I rushed to him, grasping the nearest burning beam and pulling it upward, hopeful I could get enough of the collapsed roof free that he would be able to drag himself out using his massive arms. The plank’s weight was colossal, and I pulled with every muscle I could muster. No dice.

“This wooden floor’s gonna collapse any second,” he rasped at me through a contorted grimace. “When it does, it’ll drag me down with it. This is the end for me. Go, now. Save yourself!”

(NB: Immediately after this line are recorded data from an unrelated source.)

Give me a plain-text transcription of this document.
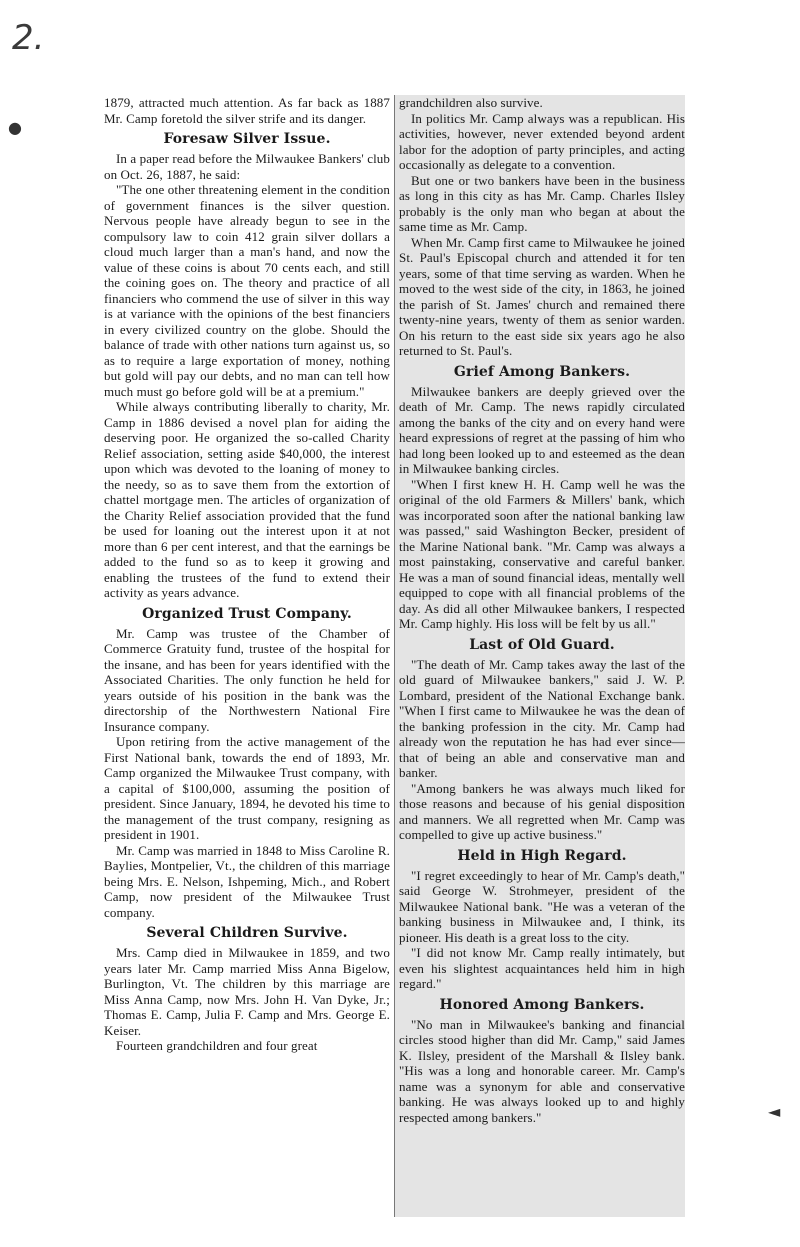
2.
●
◄

1879, attracted much attention. As far back as 1887 Mr. Camp foretold the silver strife and its danger.

Foresaw Silver Issue.

In a paper read before the Milwaukee Bankers' club on Oct. 26, 1887, he said:

"The one other threatening element in the condition of government finances is the silver question. Nervous people have already begun to see in the compulsory law to coin 412 grain silver dollars a cloud much larger than a man's hand, and now the value of these coins is about 70 cents each, and still the coining goes on. The theory and practice of all financiers who commend the use of silver in this way is at variance with the opinions of the best financiers in every civilized country on the globe. Should the balance of trade with other nations turn against us, so as to require a large exportation of money, nothing but gold will pay our debts, and no man can tell how much must go before gold will be at a premium."

While always contributing liberally to charity, Mr. Camp in 1886 devised a novel plan for aiding the deserving poor. He organized the so-called Charity Relief association, setting aside $40,000, the interest upon which was devoted to the loaning of money to the needy, so as to save them from the extortion of chattel mortgage men. The articles of organization of the Charity Relief association provided that the fund be used for loaning out the interest upon it at not more than 6 per cent interest, and that the earnings be added to the fund so as to keep it growing and enabling the trustees of the fund to extend their activity as years advance.

Organized Trust Company.

Mr. Camp was trustee of the Chamber of Commerce Gratuity fund, trustee of the hospital for the insane, and has been for years identified with the Associated Charities. The only function he held for years outside of his position in the bank was the directorship of the Northwestern National Fire Insurance company.

Upon retiring from the active management of the First National bank, towards the end of 1893, Mr. Camp organized the Milwaukee Trust company, with a capital of $100,000, assuming the position of president. Since January, 1894, he devoted his time to the management of the trust company, resigning as president in 1901.

Mr. Camp was married in 1848 to Miss Caroline R. Baylies, Montpelier, Vt., the children of this marriage being Mrs. E. Nelson, Ishpeming, Mich., and Robert Camp, now president of the Milwaukee Trust company.

Several Children Survive.

Mrs. Camp died in Milwaukee in 1859, and two years later Mr. Camp married Miss Anna Bigelow, Burlington, Vt. The children by this marriage are Miss Anna Camp, now Mrs. John H. Van Dyke, Jr.; Thomas E. Camp, Julia F. Camp and Mrs. George E. Keiser.

Fourteen grandchildren and four great

grandchildren also survive.

In politics Mr. Camp always was a republican. His activities, however, never extended beyond ardent labor for the adoption of party principles, and acting occasionally as delegate to a convention.

But one or two bankers have been in the business as long in this city as has Mr. Camp. Charles Ilsley probably is the only man who began at about the same time as Mr. Camp.

When Mr. Camp first came to Milwaukee he joined St. Paul's Episcopal church and attended it for ten years, some of that time serving as warden. When he moved to the west side of the city, in 1863, he joined the parish of St. James' church and remained there twenty-nine years, twenty of them as senior warden. On his return to the east side six years ago he also returned to St. Paul's.

Grief Among Bankers.

Milwaukee bankers are deeply grieved over the death of Mr. Camp. The news rapidly circulated among the banks of the city and on every hand were heard expressions of regret at the passing of him who had long been looked up to and esteemed as the dean in Milwaukee banking circles.

"When I first knew H. H. Camp well he was the original of the old Farmers & Millers' bank, which was incorporated soon after the national banking law was passed," said Washington Becker, president of the Marine National bank. "Mr. Camp was always a most painstaking, conservative and careful banker. He was a man of sound financial ideas, mentally well equipped to cope with all financial problems of the day. As did all other Milwaukee bankers, I respected Mr. Camp highly. His loss will be felt by us all."

Last of Old Guard.

"The death of Mr. Camp takes away the last of the old guard of Milwaukee bankers," said J. W. P. Lombard, president of the National Exchange bank. "When I first came to Milwaukee he was the dean of the banking profession in the city. Mr. Camp had already won the reputation he has had ever since—that of being an able and conservative man and banker.

"Among bankers he was always much liked for those reasons and because of his genial disposition and manners. We all regretted when Mr. Camp was compelled to give up active business."

Held in High Regard.

"I regret exceedingly to hear of Mr. Camp's death," said George W. Strohmeyer, president of the Milwaukee National bank. "He was a veteran of the banking business in Milwaukee and, I think, its pioneer. His death is a great loss to the city.

"I did not know Mr. Camp really intimately, but even his slightest acquaintances held him in high regard."

Honored Among Bankers.

"No man in Milwaukee's banking and financial circles stood higher than did Mr. Camp," said James K. Ilsley, president of the Marshall & Ilsley bank. "His was a long and honorable career. Mr. Camp's name was a synonym for able and conservative banking. He was always looked up to and highly respected among bankers."
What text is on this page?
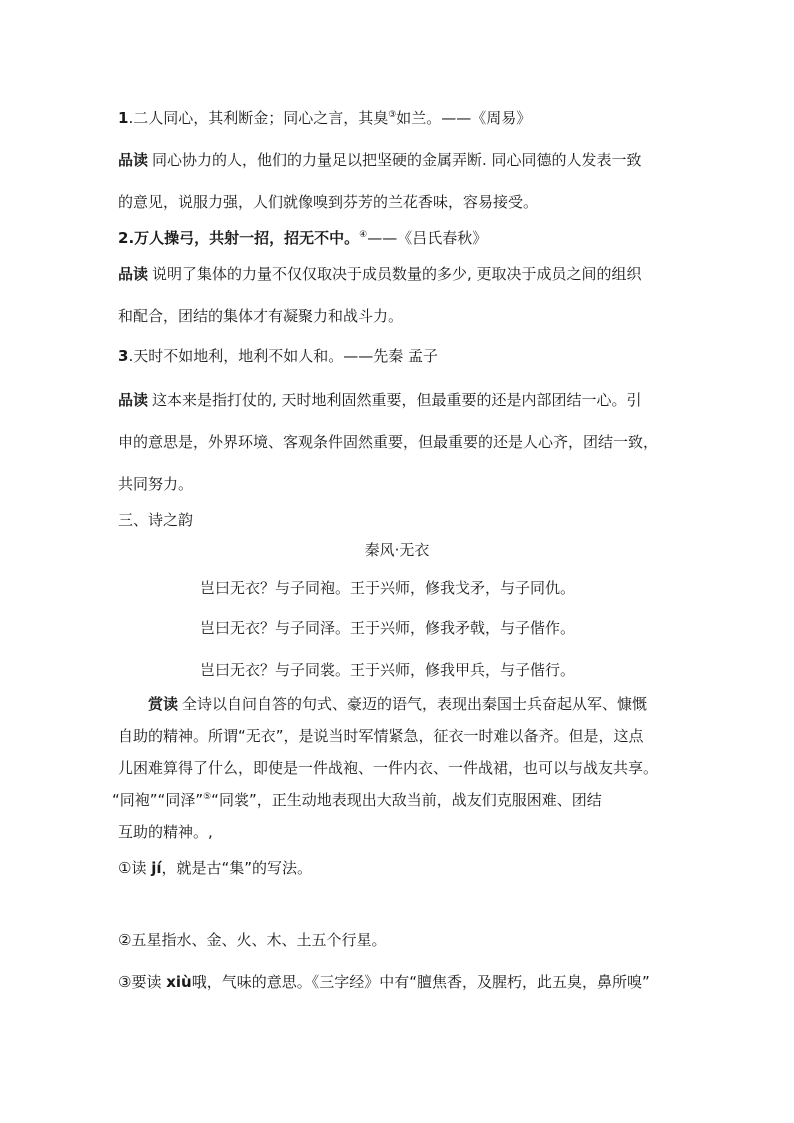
1.二人同心，其利断金；同心之言，其臭③如兰。——《周易》
品读 同心协力的人，他们的力量足以把坚硬的金属弄断. 同心同德的人发表一致
的意见，说服力强，人们就像嗅到芬芳的兰花香味，容易接受。
2.万人操弓，共射一招，招无不中。④——《吕氏春秋》
品读 说明了集体的力量不仅仅取决于成员数量的多少, 更取决于成员之间的组织
和配合，团结的集体才有凝聚力和战斗力。
3.天时不如地利，地利不如人和。——先秦 孟子
品读 这本来是指打仗的, 天时地利固然重要，但最重要的还是内部团结一心。引
申的意思是，外界环境、客观条件固然重要，但最重要的还是人心齐，团结一致，
共同努力。
三、诗之韵
秦风·无衣
岂曰无衣？与子同袍。王于兴师，修我戈矛，与子同仇。
岂曰无衣？与子同泽。王于兴师，修我矛戟，与子偕作。
岂曰无衣？与子同裳。王于兴师，修我甲兵，与子偕行。
赏读 全诗以自问自答的句式、豪迈的语气，表现出秦国士兵奋起从军、慷慨
自助的精神。所谓“无衣”，是说当时军情紧急，征衣一时难以备齐。但是，这点
儿困难算得了什么，即使是一件战袍、一件内衣、一件战裙，也可以与战友共享。
“同袍”“同泽”⑤“同裳”，正生动地表现出大敌当前，战友们克服困难、团结
互助的精神。,
①读 jí，就是古“集”的写法。
②五星指水、金、火、木、土五个行星。
③要读 xiù哦，气味的意思。《三字经》中有“膻焦香，及腥朽，此五臭，鼻所嗅”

“Fuck that. Play martyr with someone else, you dumb, macho fuck.” I picked up another, much smaller loose plank and shoved it between the beam and the charred grass. “Get ready to crawl on my mark.”

“Whatever you’re gonna do, do it fast!”

Then—even by New Nebraska standards—something unbelievable happened. As I shoved down on my makeshift lever with all my might, straining tendons in my shoulders, the wood began to splinter. I let out a cry of pain and frustration… and exhaled blue fire.

The sapphire tongues glittered like frost, dowsing the burning wood around Dagger as effectively as a fireman’s hose.

Unlike my usual fire powers, which ignited with the speed and intensity of napalm, these blue flames drowned out the beams’ heat.

They hissed a sigh of relief, steam sizzling from their fibers.

I stepped back and outstretched both my arms toward the destroyed house.

The same electric-blue fire cannoned out of my fingertips.

I breathed in deeply and exhaled again, my hands and mouth swamped the inferno with a ceaseless torrent of energy until all that remained was charred wood and rank fumes filling the air.

Drained, falling back on the scorched lawn with a bare ass, I watched as a crowd firefighters and paramedics, who must have just arrived, surged forward to drag Dagger from the ruins. At their head, heaving and cursing as the beams were steadily lifted to free Dagger, was Hunter.

Hunter wrapped his twin’s arm round his shoulder and led him away from the dilapidated house—now nothing more than a blackened shell—saying, “I gotcha brother, I gotcha.” A powerful-looking tiger shifter paramedic took the strain on the other side.

I staggered to my feet, still stark naked but too overwhelmed to worry about it. I tumbled across to them. Dagger’s eyes were woozy as he gripped Hunter’s polo shirt and garbled, “I’m sorry, I’m so sorry. Serenity. I fucked up.”

Hunter jerked their three-man operation to a halt and forced Dagger to face him. “What happened?” he rumbled. “Where is she?”

“Two vamps. Conrad. He took her.”

“Conrad took her?” Hunter’s face was a mask of panic and distress. My own heart started jumping jacks.

Dagger managed a nod, seeming to summon every last ounce of speech left as he mangled Hunter’s shirt collar in his trembling fist. “Armand too. Serenity shot his ass…”

The paramedic pointed to a nearby ambulance. “We need to get him in there, right away.”

Sure enough, Dagger’s eyes rolled back, and he went limp in their grasp.

I turned to be met by the whizz and dazzle of camera flashes. More news crews had arrived. Including mine.

That icy bitch Monique was standing there, her mouth agape.

She and all the other female staff from my station fixed bulging eyes on their boss’s cock.

I was going to fucking strangle Dagger. But first, I had to find Serenity.